Ted aparece así de grande en la portada porque, ni corto ni perezoso, el punto de cocción del horno coincidió con el de su propia ganancia. El pavo asado estaba listo. Empezó a editar y publicar los libros de su difunta ex mujer, pero ¡ups!, el último, justo el que hablaba de su relación de pareja, se extravió. O sea, que el bueno de Ted, el que aparece en portada con las letras casi igual de grandes que las de Sylvia, se lo cargó.

Así que este es el panorama de Sylvia. Autora de una delicadeza extraordinaria, con un mundo tan rico y pleno que es intraducible, con una visión propia y única, ahora ha quedado relegada a una autora post-mortem medio cucú que ha engordado las arcas de un ex marido que la traicionó en vida y la llenó de dolor y amargura –sospechamos, porque él no nos ha dejado que lo sepamos-.

Una escritora cojonuda, sí, pero también un ser humano peligroso, inestable y que lidiaba continuamente con sus problemas mentales. Eso es todo lo que la gente ve de Sylvia Plath.

Nadie tiene en cuenta el contexto socio-cultural opresivo y la poca posibilidad de desarrollarse plenamente que Plath sufría, como mujer inteligente, como escritora sincera, como amante devota.

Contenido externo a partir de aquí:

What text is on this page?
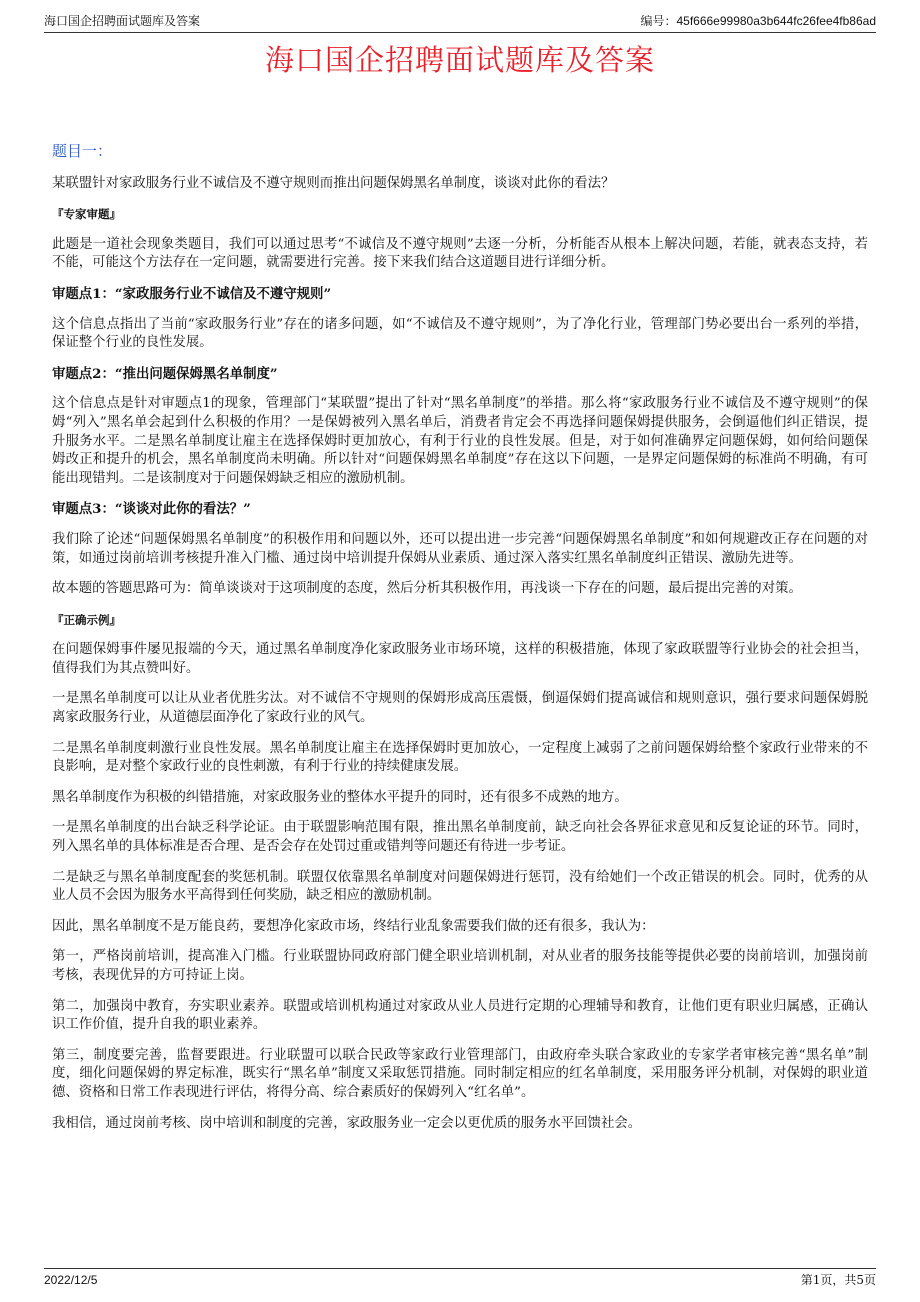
海口国企招聘面试题库及答案	编号：45f666e99980a3b644fc26fee4fb86ad
海口国企招聘面试题库及答案

题目一：

某联盟针对家政服务行业不诚信及不遵守规则而推出问题保姆黑名单制度，谈谈对此你的看法？

『专家审题』

此题是一道社会现象类题目，我们可以通过思考“不诚信及不遵守规则”去逐一分析，分析能否从根本上解决问题，若能，就表态支持，若不能，可能这个方法存在一定问题，就需要进行完善。接下来我们结合这道题目进行详细分析。

审题点1：“家政服务行业不诚信及不遵守规则”

这个信息点指出了当前“家政服务行业”存在的诸多问题，如“不诚信及不遵守规则”，为了净化行业，管理部门势必要出台一系列的举措，保证整个行业的良性发展。

审题点2：“推出问题保姆黑名单制度”

这个信息点是针对审题点1的现象，管理部门“某联盟”提出了针对“黑名单制度”的举措。那么将“家政服务行业不诚信及不遵守规则”的保姆“列入”黑名单会起到什么积极的作用？一是保姆被列入黑名单后，消费者肯定会不再选择问题保姆提供服务，会倒逼他们纠正错误，提升服务水平。二是黑名单制度让雇主在选择保姆时更加放心，有利于行业的良性发展。但是，对于如何准确界定问题保姆，如何给问题保姆改正和提升的机会，黑名单制度尚未明确。所以针对“问题保姆黑名单制度”存在这以下问题，一是界定问题保姆的标准尚不明确，有可能出现错判。二是该制度对于问题保姆缺乏相应的激励机制。

审题点3：“谈谈对此你的看法？”

我们除了论述“问题保姆黑名单制度”的积极作用和问题以外，还可以提出进一步完善“问题保姆黑名单制度”和如何规避改正存在问题的对策，如通过岗前培训考核提升准入门槛、通过岗中培训提升保姆从业素质、通过深入落实红黑名单制度纠正错误、激励先进等。

故本题的答题思路可为：简单谈谈对于这项制度的态度，然后分析其积极作用，再浅谈一下存在的问题，最后提出完善的对策。

『正确示例』

在问题保姆事件屡见报端的今天，通过黑名单制度净化家政服务业市场环境，这样的积极措施，体现了家政联盟等行业协会的社会担当，值得我们为其点赞叫好。

一是黑名单制度可以让从业者优胜劣汰。对不诚信不守规则的保姆形成高压震慑，倒逼保姆们提高诚信和规则意识，强行要求问题保姆脱离家政服务行业，从道德层面净化了家政行业的风气。

二是黑名单制度刺激行业良性发展。黑名单制度让雇主在选择保姆时更加放心，一定程度上减弱了之前问题保姆给整个家政行业带来的不良影响，是对整个家政行业的良性刺激，有利于行业的持续健康发展。

黑名单制度作为积极的纠错措施，对家政服务业的整体水平提升的同时，还有很多不成熟的地方。

一是黑名单制度的出台缺乏科学论证。由于联盟影响范围有限，推出黑名单制度前，缺乏向社会各界征求意见和反复论证的环节。同时，列入黑名单的具体标准是否合理、是否会存在处罚过重或错判等问题还有待进一步考证。

二是缺乏与黑名单制度配套的奖惩机制。联盟仅依靠黑名单制度对问题保姆进行惩罚，没有给她们一个改正错误的机会。同时，优秀的从业人员不会因为服务水平高得到任何奖励，缺乏相应的激励机制。

因此，黑名单制度不是万能良药，要想净化家政市场，终结行业乱象需要我们做的还有很多，我认为：

第一，严格岗前培训，提高准入门槛。行业联盟协同政府部门健全职业培训机制，对从业者的服务技能等提供必要的岗前培训，加强岗前考核，表现优异的方可持证上岗。

第二，加强岗中教育，夯实职业素养。联盟或培训机构通过对家政从业人员进行定期的心理辅导和教育，让他们更有职业归属感，正确认识工作价值，提升自我的职业素养。

第三，制度要完善，监督要跟进。行业联盟可以联合民政等家政行业管理部门，由政府牵头联合家政业的专家学者审核完善“黑名单”制度，细化问题保姆的界定标准，既实行“黑名单”制度又采取惩罚措施。同时制定相应的红名单制度，采用服务评分机制，对保姆的职业道德、资格和日常工作表现进行评估，将得分高、综合素质好的保姆列入“红名单”。

我相信，通过岗前考核、岗中培训和制度的完善，家政服务业一定会以更优质的服务水平回馈社会。

2022/12/5	第1页，共5页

Por eso, en las descripciones del género confesional uno se encuentra: «versa sobre temas importantes como la enfermedad mental, la homosexualidad…». Y eso es como decir que en la pintura contemporánea se usa a menudo el color amarillo. Nada más que añadir.

Sylvia, en tu memoria: eras grande, una, y ojalá hubieras sido libre.